Do Polski powróciła „czarna pszczoła”. Uznana za wymarły gatunek w naszym kraju, znów zasiedla sprzyjające jej ekosystemy, również na ziemi prudnickiej.
W poniedziałek otrzymaliśmy filmik wykonany na terenie kompleksu ogrodów działkowych przy Alei Lipowej w Prudniku, na którym widać „czarną pszczołę”. W rzeczywistości to zadrzechnia fioletowa (Xylocopa violacea), uznana w 2002 r. za gatunek wymarły w Polsce. Było to przedwczesne spostrzeżenie, bo już trzy lata później zidentyfikowano nowe stanowiska tej pszczoły. Od 2014 r. objęta jest częściowo ochroną gatunkową. W samym tylko 2018 r. Stowarzyszenie Natura i Człowiek zinwentaryzowało 26 miejsc, gdzie stwierdzono zadrzechnię, od dzikich Bieszczad po wysoko zurbanizowany Wrocław.

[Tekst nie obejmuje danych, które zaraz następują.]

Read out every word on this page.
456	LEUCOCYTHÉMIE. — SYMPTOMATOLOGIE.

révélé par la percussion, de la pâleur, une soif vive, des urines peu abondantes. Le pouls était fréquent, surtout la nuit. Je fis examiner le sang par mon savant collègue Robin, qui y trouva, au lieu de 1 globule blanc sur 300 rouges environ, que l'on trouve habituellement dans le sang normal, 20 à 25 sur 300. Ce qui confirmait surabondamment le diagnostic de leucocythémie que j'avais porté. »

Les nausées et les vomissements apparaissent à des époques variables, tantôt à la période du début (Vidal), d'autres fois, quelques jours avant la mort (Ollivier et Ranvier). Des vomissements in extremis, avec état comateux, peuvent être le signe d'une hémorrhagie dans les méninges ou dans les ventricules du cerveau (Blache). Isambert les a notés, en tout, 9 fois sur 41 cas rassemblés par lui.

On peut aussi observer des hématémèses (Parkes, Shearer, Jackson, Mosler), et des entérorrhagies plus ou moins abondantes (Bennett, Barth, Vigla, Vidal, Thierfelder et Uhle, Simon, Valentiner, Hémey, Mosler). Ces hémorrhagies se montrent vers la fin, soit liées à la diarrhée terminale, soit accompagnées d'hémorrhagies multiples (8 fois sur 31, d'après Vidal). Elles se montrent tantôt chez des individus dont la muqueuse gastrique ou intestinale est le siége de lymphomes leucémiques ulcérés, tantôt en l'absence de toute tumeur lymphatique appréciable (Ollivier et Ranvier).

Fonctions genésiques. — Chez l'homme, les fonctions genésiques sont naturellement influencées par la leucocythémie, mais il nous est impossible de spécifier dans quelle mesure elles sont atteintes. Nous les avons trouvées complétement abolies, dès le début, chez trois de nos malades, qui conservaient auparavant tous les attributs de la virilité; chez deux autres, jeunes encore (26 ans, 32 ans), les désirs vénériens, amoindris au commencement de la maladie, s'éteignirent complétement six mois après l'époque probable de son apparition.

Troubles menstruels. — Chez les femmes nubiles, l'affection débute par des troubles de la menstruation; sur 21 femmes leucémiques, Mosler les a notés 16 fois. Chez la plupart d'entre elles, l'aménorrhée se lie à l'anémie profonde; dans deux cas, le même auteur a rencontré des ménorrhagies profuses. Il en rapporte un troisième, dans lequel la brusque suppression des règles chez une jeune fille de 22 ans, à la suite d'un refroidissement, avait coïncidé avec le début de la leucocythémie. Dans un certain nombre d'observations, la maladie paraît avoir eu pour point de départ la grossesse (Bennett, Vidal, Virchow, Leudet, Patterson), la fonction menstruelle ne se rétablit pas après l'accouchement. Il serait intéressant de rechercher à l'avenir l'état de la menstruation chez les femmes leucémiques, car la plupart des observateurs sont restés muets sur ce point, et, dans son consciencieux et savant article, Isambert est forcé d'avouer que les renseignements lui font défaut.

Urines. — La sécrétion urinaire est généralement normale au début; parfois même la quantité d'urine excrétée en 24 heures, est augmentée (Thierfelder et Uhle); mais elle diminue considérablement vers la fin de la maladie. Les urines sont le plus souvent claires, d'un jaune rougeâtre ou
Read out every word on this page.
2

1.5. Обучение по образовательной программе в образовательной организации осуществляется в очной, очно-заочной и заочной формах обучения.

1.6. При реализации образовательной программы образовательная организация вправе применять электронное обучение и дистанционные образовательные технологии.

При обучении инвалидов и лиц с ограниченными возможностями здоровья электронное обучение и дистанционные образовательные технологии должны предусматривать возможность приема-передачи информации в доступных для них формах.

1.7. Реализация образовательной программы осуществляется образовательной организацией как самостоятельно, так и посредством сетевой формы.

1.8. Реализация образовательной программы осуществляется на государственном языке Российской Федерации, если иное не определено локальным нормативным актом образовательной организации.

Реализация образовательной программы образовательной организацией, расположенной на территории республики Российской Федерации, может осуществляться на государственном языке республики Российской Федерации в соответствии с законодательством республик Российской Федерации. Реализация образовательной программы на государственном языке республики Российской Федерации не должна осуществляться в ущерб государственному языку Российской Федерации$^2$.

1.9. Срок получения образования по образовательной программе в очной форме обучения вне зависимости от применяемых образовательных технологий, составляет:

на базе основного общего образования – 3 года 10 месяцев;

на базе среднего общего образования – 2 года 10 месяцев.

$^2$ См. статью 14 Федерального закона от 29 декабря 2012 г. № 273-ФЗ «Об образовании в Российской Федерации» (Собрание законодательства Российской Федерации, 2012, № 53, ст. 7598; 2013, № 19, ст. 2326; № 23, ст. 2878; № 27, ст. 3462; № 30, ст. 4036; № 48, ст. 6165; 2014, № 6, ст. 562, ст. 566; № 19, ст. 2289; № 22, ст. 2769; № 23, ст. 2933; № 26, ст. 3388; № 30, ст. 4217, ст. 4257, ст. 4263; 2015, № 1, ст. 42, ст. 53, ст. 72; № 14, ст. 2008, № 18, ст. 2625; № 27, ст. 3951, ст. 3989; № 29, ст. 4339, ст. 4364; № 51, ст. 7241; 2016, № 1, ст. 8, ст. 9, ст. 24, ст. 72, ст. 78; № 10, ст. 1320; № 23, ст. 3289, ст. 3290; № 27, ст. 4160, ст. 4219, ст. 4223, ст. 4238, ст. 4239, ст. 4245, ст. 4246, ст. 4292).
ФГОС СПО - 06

Jak rozpoznać zadrzechnię fioletową? Ma barwę ciemnofioletową, ale przede wszystkim od zwykłej pszczoły odróżnia ją wielkość. Rozmiar dorosłego osobnika wynosi od 21 do 24 mm! Jest owadem pożytecznym i rodzimym, i nie powinniśmy go bez powodu zabijać. Pszczoła bywa agresywna przez opadami deszczu, dlatego wtedy lepiej unikać jej bliskości. Owad najczęściej zakłada gniazda w starych, spróchniałych drzewach, czasem w ściętych klocach drewna, co widać na filmiku z Prudniku. To właśnie brak starych drzew uważany był za jedną z przyczyn spadku populacji pszczoły w poprzednich latach. Innym powodem mógł być zanik roślin, z których pszczoły pozyskiwały nektar. Zyskujące w ostatnim czasie na popularności łąki kwietne, mogą sprzyjać wzrostowi liczy zadrzechni.